Milken Institute SPH Expert Testifies Before D.C. Council on Road Safety
This year, 21 people have been killed in road traffic crashes in Washington, D.C. In an effort to make the city’s roads safer, the D.C. Council Committee on Transportation and Environment held a public hearing on Oct. 24 to discuss local road safety measures that could protect drivers, pedestrians and bicyclists.
Nino Paichadze, MD, MPH, an assistant research professor of global health at Milken Institute School of Public Health (Milken Institute SPH), testified before the D.C. Council at the hearing in support of the Vision Zero Enhancement Omnibus Amendment Act of 2019. The proposed bill, introduced in May, focuses on improving sidewalks, crosswalks and intersections and creating additional bicycle-protected lanes throughout D.C. The proposed bill includes guidance for the D.C. Department of Transportation and other entities to lower speed limits on arterial and local roads, create stronger infrastructure, better enforcement of existing driving, parking and pedestrian laws; and plans to improve public transportation that can ultimately reduce car traffic.

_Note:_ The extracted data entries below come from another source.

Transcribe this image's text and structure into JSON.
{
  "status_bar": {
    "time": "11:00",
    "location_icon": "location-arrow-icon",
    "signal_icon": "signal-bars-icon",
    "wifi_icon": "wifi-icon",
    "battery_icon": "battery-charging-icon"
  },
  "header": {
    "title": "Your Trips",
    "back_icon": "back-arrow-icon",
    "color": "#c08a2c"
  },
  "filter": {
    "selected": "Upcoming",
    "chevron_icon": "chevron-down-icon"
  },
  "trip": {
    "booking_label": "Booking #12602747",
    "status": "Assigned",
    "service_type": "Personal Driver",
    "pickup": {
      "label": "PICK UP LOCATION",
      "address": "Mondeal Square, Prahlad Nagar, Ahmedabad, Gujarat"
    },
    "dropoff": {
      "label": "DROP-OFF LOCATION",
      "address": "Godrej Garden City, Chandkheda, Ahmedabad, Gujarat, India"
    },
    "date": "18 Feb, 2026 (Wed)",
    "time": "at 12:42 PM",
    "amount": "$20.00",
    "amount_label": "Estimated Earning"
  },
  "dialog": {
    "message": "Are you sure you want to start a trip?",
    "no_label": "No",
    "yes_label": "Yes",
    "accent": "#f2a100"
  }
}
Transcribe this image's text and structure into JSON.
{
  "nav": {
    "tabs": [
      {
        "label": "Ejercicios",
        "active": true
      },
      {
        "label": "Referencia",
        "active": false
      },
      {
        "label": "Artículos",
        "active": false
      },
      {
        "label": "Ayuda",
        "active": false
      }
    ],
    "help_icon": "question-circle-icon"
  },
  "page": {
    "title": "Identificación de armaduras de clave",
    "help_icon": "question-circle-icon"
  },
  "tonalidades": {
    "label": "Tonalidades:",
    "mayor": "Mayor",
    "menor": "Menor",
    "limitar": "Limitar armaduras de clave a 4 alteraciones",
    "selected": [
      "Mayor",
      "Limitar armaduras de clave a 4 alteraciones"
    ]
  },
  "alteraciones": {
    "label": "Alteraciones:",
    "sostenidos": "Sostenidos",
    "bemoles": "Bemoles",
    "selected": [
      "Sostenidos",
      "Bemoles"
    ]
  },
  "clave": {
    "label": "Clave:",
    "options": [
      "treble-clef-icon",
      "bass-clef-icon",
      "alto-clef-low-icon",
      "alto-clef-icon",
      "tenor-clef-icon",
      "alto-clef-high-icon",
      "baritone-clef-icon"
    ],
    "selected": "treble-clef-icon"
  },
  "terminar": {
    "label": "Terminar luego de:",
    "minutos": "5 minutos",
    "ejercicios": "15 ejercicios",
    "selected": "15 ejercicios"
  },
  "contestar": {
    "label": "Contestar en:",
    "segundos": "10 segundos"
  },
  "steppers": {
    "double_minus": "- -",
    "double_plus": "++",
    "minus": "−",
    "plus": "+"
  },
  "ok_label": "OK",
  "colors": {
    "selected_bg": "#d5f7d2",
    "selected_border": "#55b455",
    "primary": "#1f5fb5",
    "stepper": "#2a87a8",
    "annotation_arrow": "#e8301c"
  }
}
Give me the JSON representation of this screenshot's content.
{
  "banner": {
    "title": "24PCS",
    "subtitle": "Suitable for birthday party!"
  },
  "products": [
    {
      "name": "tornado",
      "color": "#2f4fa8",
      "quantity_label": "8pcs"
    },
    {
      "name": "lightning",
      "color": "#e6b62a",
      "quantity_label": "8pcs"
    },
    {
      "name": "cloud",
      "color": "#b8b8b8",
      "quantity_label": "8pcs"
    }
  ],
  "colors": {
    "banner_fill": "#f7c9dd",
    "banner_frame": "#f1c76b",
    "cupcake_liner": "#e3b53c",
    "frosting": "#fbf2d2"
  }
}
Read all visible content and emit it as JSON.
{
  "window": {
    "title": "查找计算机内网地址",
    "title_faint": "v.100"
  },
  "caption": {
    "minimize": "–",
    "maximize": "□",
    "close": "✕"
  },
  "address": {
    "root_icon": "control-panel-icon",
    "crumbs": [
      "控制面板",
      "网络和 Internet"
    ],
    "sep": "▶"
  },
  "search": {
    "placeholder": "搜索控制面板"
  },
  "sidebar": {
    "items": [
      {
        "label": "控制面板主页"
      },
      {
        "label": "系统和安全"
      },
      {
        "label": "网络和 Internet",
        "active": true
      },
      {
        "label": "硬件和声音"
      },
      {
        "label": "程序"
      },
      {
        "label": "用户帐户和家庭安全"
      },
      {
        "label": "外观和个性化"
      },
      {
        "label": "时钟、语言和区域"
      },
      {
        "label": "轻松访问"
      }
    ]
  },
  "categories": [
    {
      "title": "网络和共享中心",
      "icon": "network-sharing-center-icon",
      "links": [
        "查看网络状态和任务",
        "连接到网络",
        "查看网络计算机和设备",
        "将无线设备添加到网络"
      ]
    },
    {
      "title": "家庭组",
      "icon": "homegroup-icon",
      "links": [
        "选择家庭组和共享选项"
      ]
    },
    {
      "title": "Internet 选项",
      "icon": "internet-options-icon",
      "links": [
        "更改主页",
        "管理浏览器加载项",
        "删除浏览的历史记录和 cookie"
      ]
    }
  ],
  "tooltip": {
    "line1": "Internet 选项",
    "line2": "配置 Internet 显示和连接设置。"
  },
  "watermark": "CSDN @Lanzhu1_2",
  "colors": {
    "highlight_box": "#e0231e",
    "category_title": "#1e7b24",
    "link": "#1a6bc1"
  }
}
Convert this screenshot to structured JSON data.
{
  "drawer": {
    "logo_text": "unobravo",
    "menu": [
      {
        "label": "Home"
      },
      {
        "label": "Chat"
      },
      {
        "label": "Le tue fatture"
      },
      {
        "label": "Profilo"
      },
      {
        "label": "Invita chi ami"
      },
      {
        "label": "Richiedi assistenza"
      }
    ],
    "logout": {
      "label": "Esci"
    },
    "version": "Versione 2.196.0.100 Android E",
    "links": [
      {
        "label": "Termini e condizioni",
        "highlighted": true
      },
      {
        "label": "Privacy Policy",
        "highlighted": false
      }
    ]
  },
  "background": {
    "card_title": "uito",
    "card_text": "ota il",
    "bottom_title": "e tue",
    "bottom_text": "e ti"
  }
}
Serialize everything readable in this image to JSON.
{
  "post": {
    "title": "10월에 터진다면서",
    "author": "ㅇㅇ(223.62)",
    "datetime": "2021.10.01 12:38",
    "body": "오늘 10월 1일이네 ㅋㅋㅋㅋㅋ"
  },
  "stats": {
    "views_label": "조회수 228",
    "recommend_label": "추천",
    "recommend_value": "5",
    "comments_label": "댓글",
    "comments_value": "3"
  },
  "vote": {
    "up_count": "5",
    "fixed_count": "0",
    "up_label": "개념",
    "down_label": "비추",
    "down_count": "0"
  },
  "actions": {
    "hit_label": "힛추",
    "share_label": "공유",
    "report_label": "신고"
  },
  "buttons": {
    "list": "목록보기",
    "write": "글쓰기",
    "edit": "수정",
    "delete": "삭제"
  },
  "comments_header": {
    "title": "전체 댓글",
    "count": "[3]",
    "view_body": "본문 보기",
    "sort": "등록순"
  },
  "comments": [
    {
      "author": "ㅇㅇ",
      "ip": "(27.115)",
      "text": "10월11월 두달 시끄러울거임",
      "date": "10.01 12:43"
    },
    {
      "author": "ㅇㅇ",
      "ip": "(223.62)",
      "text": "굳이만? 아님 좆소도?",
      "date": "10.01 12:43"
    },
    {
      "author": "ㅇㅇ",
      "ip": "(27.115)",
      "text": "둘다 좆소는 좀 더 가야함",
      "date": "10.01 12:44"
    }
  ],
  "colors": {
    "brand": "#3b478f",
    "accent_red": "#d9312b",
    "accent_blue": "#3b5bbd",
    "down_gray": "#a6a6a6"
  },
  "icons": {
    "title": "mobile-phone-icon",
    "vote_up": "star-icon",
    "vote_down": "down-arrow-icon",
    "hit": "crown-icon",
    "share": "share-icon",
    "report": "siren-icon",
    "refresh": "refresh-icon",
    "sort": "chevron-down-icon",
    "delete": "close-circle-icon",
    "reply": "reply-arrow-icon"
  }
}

Paichadze’s work focuses on analyzing data related to key road safety risk factors, monitoring and evaluating road safety interventions, and contributing to policy changes and measurable improvements in road safety in developing countries. In her testimony, Paichadze said the proposed bill was “of utmost importance for achieving the goal of the District of Columbia’s Vision Zero Initiative of eliminating road traffic injuries and fatalities by 2024.”
Paichadze included evidence of how laws that reduce speed limits, add sidewalks and protected bike lanes, and repair critical infrastructure have helped other cities reduce traffic-related deaths and injuries in the U.S. and globally. She noted that the proposed bill could be improved by adding measures to fully prohibit talking or texting on cell phones while driving.
“By adopting this legislation, the proposed proven safety measures will help make improvements in infrastructure faster, roads safer for vulnerable road users, and enhance quality of life for residents and visitors of the District,” said Paichadze, who is also associate director of the school’s newly formed Center on Commercial Determinants of Health.
The Center on Commercial Determinants of Health, which studies factors that contribute to health disparities, is directed by Adnan Hyder, MD, MPH, PhD, senior associate dean for research and professor of global health at Milken Institute SPH. An internationally recognized expert on road safety, Hyder has conducted significant research on the epidemiology, consequences and social impact of road traffic injuries worldwide. In 2018, he called on sustainable action to make roadways worldwide safer in a commentary published in The Lancet Public Health.